The Royal Mint plans to launch its first gold exchange traded fund in response to rising demand from investors that has pushed holdings in bullion-backed ETFs close to a record.
The Royal Mint already sells a range of precious metal coins and bars, but the launch marks the first time in its more than 1,100-year history that it has offered a financial product that will trade on a stock exchange. It will be structured as an exchange traded commodity (ETC), a debt security backed by gold stored in the Royal Mint’s vault.
“Gold has been recognised as the ultimate means of trading and storing wealth for thousands of years,” said Anne Jessopp, the Royal Mint’s chief executive.
HANetf, a specialist London-based boutique that helps build ETFs, has worked with the Royal Mint to develop the new ETC, which is expected to list in the UK, Italy and Germany early next year. Details of fees and charges will be announced at a later date.
The price of gold has risen 18 per cent this year, breaking above $1,550 an ounce this month for the first time since April 2013. Fears that the trade war between the US and China could drag the global economy into a recession have spurred demand for gold.
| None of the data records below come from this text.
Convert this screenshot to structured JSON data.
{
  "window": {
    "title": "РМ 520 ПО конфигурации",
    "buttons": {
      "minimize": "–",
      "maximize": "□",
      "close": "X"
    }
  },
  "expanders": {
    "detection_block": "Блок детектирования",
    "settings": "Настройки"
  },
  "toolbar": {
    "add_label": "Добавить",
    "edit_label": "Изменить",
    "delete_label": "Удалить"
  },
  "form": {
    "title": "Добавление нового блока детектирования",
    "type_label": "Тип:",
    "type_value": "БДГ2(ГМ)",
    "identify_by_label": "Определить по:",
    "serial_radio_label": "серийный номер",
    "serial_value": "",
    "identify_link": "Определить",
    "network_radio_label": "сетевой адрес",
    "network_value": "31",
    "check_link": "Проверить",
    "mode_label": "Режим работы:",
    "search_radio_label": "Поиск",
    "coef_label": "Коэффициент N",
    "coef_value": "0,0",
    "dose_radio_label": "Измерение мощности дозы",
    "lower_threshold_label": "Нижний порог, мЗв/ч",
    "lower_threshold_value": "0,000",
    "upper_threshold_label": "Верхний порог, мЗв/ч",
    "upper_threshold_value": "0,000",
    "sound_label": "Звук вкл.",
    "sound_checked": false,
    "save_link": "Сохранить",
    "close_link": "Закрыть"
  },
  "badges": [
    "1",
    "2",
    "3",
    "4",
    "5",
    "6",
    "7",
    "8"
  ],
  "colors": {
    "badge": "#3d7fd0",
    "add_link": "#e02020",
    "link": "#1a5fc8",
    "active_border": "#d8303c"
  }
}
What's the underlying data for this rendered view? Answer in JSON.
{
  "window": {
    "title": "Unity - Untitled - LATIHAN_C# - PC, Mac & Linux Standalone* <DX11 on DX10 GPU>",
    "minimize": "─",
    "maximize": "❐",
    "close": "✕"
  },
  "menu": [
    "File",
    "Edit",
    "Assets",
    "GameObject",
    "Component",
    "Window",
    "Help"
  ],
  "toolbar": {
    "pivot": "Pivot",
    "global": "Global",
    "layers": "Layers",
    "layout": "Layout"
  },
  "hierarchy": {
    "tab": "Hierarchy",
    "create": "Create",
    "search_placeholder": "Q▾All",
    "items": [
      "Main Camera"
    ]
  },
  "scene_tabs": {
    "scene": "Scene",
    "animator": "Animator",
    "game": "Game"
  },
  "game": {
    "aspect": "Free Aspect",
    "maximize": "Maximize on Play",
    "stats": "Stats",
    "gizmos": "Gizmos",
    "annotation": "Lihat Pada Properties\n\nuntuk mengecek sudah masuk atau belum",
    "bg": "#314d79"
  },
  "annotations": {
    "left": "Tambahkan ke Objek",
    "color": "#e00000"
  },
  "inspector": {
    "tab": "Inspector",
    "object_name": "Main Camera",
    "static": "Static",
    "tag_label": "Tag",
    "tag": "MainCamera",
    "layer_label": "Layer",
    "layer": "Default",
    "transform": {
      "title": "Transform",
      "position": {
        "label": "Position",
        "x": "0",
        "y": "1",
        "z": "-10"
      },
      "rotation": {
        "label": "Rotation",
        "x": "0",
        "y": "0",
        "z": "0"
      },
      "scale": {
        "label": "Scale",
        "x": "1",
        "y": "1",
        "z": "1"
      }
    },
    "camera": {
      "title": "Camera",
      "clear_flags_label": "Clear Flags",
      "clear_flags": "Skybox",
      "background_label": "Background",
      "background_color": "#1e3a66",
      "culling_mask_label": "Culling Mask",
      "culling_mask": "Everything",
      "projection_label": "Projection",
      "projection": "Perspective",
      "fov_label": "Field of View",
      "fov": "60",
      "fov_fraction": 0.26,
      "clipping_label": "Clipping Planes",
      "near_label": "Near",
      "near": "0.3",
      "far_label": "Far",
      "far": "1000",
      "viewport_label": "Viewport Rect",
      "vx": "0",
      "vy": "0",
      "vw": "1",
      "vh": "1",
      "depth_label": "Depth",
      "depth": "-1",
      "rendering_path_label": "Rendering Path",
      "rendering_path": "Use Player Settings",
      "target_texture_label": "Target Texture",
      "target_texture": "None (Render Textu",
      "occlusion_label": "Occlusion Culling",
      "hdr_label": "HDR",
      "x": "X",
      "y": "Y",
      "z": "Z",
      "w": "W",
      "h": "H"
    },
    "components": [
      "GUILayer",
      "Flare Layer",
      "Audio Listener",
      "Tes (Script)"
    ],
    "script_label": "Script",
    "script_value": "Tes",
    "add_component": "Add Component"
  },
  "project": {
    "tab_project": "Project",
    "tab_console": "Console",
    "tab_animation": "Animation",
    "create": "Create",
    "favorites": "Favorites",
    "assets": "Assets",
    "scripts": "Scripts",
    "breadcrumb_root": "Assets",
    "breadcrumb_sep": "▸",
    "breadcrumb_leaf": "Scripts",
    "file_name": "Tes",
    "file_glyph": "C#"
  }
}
The appeal of gold has also been enhanced by developments in fixed income markets, where bonds worth $17tn are trading with negative yields.
Investors have ploughed just over $14bn this year into gold-backed ETFs and similar products, taking the value of these assets to $134.3bn at the end of August.
Holdings in gold ETFs have risen by 292.2 tonnes this year to 2,733 tonnes, just 2 per cent below the peak of 2,791 tonnes reached in late 2012, according to the World Gold Council.
James Steel, chief precious metals analyst at HSBC, said expectations that the US Federal Reserve and other central banks would cut interest rates had boosted the gold price.
“The majority of the gold rally in 2019 has been due to the unexpected Fed pivot early in January and then the significant pricing in of interest rates cuts over the year ahead,” said Mr Steel.
Capital Economics, the London consultancy, said that the rally for the gold price was nearing exhaustion.
“We forecast that gold will drop to $1,350 an ounce by the end of 2020 when it becomes clear that the degree of monetary stimulus that investors are expecting in the US and elsewhere will not materialise,” said Simona Gambarini, an analyst at Capital Economics.
Mr Steel said that US monetary policy was “only one influence” on gold.
“Factors such as the strong US dollar could weigh on gold while an intensification of trade or geopolitical risks would tend to support prices,” he said.